ECLI:NL:RBSGR:2012:BY0208

Rechtbank 's-Gravenhage

Datum uitspraak
19 september 2012
Publicatiedatum
5 april 2013
Zaaknummer
AWB 12/4148
Instantie
Rechtbank 's-Gravenhage
Type
Uitspraak
Procedures
  • Eerste aanleg - enkelvoudig
Rechters
Vindplaatsen
  • Rechtspraak.nl
AI samenvatting door LexboostAutomatisch gegenereerd

Bevoegdheid zorgverlener tot afronden van zorguren bij zorgkantoor

In deze zaak heeft de rechtbank 's-Gravenhage op 19 september 2012 uitspraak gedaan in een geschil tussen eiser en verweerder over de bevoegdheid van de zorgverlener, De Vierstroom, om de bij het zorgkantoor VGZ gedeclareerde zorguren naar boven af te ronden. Eiser, die zorg ontvangt in de vorm van Zorg zonder Verblijf (ZzV), heeft bezwaar gemaakt tegen de invordering van de eigen bijdrage over de jaren 2009, 2010 en 2011, omdat hij meent dat De Vierstroom de geleverde zorguren ten onrechte naar boven afrondt, wat leidt tot een te hoge eigen bijdrage.

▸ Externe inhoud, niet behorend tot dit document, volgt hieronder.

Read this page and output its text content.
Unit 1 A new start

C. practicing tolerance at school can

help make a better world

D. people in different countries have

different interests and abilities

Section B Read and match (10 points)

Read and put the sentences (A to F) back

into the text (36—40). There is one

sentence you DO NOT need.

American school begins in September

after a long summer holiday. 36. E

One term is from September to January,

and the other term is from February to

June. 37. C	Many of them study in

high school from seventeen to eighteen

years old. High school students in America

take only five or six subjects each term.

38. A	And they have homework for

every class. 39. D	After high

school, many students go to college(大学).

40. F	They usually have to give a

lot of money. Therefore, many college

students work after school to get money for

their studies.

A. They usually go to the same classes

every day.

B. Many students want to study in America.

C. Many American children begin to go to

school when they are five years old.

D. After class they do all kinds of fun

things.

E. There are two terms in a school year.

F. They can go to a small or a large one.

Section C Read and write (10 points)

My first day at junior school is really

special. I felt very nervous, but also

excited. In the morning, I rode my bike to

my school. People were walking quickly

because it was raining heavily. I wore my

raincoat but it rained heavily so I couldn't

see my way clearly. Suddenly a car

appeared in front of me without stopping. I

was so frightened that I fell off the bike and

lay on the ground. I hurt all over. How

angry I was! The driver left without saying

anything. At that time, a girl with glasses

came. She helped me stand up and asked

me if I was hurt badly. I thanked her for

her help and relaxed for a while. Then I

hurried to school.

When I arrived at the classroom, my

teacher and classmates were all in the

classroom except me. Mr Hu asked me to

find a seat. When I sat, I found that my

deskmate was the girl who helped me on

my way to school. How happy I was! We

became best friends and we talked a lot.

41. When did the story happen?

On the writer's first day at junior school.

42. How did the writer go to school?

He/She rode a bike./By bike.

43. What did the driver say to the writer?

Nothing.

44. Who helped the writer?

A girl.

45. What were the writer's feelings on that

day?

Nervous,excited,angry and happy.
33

De rechtbank heeft vastgesteld dat De Vierstroom de zorguren registreert en deze afrondt op een veelvoud van vijf minuten. Eiser betwist dat er een bestendige gedragslijn bestaat tussen De Vierstroom en het zorgkantoor VGZ met betrekking tot deze afronding. De rechtbank heeft echter geoordeeld dat er wel degelijk sprake is van een bestendige gedragslijn, die al sinds 2003/2004 bestaat, en dat de werkwijze van De Vierstroom in overeenstemming is met de gebruikelijke praktijken in de thuiszorg.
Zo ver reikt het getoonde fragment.